Possibly Pythonic Tail Call Optimization (TCO/TRE)

Paul Rubin no.email at nospam.invalid
Tue Jul 14 01:15:33 EDT 2015


Chris Angelico <rosuav at gmail.com> writes:
> I'm not sure why the transition to another state has to be recursive.

It's not recursive: it's more like a goto with arguments, and a tail
call expresses it nicely.

> Maybe this is something where previous experience makes you more
> comfortable with a particular style, which will mean that functional
> idioms will never feel more comfortable to me than iterative ones do,
> and vice versa for you. If that's the case, then I'll stick with
> Python and Pike, and you can happily use Lisp and Haskell, and neither
> of us need be a problem to the other. 

Do you also use explicit loops instead of list comprehensions?  They are
another nice functional idiom adapted into Python.

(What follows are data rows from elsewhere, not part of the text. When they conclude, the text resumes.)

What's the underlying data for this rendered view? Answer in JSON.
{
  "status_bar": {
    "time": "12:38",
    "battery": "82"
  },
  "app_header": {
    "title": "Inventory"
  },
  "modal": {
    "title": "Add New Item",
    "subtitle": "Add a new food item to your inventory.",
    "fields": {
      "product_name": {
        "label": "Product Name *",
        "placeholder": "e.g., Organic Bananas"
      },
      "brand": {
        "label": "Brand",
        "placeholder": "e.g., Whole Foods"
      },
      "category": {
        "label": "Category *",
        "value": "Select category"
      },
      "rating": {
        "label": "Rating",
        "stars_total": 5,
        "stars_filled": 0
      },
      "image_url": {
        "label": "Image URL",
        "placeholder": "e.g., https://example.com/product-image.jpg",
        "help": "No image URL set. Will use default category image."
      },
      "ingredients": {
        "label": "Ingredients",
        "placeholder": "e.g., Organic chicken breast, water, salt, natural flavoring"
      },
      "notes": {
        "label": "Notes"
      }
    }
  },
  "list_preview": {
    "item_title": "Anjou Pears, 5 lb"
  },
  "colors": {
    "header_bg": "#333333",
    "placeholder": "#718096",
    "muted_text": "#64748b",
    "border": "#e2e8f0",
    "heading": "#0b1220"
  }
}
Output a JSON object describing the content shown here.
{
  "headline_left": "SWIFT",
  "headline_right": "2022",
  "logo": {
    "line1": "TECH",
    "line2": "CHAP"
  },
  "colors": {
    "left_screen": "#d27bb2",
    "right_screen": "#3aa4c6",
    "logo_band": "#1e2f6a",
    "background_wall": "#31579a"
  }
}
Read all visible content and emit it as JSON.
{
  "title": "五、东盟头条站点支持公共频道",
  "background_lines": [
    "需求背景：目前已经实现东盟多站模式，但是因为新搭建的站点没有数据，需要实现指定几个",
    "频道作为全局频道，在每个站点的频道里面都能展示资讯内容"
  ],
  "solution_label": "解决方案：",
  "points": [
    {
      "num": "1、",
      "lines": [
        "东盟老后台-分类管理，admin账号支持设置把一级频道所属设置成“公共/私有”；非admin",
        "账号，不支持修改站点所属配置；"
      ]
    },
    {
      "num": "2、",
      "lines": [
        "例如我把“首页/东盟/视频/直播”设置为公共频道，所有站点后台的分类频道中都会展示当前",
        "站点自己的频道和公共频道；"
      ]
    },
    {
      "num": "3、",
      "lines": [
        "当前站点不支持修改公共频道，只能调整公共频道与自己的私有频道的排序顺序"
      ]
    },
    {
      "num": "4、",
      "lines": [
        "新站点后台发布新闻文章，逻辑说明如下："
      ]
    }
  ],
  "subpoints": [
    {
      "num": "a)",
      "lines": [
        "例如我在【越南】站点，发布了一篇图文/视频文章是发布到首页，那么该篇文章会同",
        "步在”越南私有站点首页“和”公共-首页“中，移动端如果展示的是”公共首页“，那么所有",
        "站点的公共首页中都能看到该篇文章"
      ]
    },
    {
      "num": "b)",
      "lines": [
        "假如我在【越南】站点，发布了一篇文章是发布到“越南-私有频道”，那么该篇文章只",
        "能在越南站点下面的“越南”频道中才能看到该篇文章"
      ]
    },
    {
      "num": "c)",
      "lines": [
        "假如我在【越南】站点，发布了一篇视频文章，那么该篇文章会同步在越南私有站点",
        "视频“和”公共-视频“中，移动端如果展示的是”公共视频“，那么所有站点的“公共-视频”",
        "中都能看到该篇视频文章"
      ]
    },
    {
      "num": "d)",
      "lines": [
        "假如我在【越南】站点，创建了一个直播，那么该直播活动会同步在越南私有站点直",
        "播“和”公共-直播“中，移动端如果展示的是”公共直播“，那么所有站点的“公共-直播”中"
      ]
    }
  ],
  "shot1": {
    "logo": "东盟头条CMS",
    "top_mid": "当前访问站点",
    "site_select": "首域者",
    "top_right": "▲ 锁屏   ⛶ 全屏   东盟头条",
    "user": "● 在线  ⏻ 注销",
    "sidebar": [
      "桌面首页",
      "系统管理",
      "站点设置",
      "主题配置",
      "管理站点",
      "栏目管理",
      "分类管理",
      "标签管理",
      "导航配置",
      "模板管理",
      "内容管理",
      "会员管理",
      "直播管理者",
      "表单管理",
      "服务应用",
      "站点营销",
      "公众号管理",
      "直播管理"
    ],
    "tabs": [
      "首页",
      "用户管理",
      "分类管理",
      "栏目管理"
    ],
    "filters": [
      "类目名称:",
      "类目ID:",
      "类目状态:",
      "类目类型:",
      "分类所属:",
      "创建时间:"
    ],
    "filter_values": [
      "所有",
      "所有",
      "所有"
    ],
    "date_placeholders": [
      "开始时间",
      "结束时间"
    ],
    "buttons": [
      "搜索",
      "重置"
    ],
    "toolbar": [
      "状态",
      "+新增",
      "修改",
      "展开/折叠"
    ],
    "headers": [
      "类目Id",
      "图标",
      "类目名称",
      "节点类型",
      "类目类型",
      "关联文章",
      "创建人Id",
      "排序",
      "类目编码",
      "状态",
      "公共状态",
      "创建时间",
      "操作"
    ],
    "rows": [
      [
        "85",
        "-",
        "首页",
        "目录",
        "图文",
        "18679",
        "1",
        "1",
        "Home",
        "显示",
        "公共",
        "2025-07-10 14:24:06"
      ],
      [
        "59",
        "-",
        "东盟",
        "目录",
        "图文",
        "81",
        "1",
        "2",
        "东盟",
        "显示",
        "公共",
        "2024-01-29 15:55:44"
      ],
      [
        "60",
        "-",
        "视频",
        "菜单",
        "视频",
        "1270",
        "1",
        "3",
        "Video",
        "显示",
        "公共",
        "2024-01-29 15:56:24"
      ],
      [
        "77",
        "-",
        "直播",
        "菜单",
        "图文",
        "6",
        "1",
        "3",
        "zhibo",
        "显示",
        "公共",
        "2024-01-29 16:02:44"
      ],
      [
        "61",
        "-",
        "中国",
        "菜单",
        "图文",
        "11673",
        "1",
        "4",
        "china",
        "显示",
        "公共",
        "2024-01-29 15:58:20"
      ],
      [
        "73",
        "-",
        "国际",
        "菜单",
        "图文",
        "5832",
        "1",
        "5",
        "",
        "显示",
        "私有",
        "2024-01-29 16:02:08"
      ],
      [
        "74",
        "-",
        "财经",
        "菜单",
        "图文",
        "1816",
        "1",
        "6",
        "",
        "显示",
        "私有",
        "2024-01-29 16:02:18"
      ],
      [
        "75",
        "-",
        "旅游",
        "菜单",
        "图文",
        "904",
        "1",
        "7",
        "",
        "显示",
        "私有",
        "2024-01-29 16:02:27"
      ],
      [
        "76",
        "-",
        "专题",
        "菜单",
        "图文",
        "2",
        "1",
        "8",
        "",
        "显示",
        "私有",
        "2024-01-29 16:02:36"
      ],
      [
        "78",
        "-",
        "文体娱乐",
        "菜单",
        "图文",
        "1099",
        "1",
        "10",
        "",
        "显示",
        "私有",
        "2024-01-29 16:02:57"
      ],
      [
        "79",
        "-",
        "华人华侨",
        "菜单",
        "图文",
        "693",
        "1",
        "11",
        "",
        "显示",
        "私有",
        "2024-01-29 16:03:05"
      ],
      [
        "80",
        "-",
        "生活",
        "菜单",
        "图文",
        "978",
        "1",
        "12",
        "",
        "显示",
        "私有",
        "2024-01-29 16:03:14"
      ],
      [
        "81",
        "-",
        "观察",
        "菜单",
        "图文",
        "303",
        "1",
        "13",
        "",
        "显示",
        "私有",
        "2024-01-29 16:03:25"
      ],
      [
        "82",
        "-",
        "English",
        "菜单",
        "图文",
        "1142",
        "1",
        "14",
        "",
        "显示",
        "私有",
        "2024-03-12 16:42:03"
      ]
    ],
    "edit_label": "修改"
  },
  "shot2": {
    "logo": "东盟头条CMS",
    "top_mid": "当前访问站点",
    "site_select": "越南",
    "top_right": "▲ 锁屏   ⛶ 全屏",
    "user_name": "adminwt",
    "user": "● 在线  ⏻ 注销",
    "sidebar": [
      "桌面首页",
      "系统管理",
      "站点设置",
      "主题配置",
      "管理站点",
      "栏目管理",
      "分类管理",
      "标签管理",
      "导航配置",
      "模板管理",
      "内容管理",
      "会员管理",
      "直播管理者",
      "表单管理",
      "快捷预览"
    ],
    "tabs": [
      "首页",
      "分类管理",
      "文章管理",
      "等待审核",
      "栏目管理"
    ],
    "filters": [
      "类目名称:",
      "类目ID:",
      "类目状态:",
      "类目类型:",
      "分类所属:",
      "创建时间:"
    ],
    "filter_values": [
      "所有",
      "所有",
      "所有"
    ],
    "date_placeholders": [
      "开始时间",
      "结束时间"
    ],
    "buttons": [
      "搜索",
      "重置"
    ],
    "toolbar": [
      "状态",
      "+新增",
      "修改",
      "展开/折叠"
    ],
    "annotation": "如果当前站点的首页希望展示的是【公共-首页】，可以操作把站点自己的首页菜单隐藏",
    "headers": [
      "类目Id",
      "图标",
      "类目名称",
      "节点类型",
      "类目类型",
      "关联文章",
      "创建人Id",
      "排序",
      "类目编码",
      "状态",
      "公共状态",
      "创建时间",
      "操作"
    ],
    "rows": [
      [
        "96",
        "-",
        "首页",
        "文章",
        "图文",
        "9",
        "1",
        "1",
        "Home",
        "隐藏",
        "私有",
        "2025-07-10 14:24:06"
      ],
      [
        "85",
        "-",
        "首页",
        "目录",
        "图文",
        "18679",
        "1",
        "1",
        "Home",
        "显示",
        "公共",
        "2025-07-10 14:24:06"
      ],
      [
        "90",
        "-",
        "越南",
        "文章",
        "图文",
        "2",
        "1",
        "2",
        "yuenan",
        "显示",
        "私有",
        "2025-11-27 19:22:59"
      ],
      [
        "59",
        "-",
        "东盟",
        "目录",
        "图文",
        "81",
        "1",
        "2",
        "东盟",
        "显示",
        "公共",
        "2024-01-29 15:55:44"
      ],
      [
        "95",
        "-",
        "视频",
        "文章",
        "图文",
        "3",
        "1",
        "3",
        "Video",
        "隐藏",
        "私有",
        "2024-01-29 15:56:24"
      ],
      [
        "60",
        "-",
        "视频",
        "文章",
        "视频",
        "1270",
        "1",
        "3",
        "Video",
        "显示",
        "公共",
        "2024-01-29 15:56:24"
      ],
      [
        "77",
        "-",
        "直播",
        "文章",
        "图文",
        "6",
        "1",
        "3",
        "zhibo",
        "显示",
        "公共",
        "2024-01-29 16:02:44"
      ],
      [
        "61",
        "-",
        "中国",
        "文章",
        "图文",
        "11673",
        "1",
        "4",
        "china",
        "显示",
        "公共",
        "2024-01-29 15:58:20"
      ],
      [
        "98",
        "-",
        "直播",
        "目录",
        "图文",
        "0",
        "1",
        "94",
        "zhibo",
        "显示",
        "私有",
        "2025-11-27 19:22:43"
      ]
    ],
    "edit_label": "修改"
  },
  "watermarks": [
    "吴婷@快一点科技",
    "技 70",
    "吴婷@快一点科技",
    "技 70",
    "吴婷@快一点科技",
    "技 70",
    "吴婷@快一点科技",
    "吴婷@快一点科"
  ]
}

> That's why I said "example please?". My experience has not a single
> time come across this. If you want to make an assertion that iterative
> code requires equivalent warping to tail-recursive code, I want to see
> an example of it. Is that difficult?

It's difficult given how subjective the concept of warping is.  What's
straightforward to someone else sounds likely to look warped to you and
vice versa.  But how does this look:

  def quicksort(array, start, end):
     midp = partition(array, start, end)
     if midp <= (start+end)//2:
        quicksort(array, start, midp)
        quicksort(array, midp+1, end)
     else:
        quicksort(array, midp+1, end)
        quicksort(array, start, midp)

I assume you know how quicksort and its partition step work.  The idea
is you partition the array around the pivot element (midp is the index
of that element), then recursively sort the two partitions, doing the
smaller partition as a recursive call and the larger one as a tail call,
so that you use O(log n) stack depth instead of potentially O(n).

So the idea is that the second quicksort call in each branch of the if
is a tail call.  Yes you could code that as a loop but from my
perspective the way I wrote it above looks more natural.

Of course it's also possible that I've totally derped this and the
example is no good for some reason I've missed so far ;-).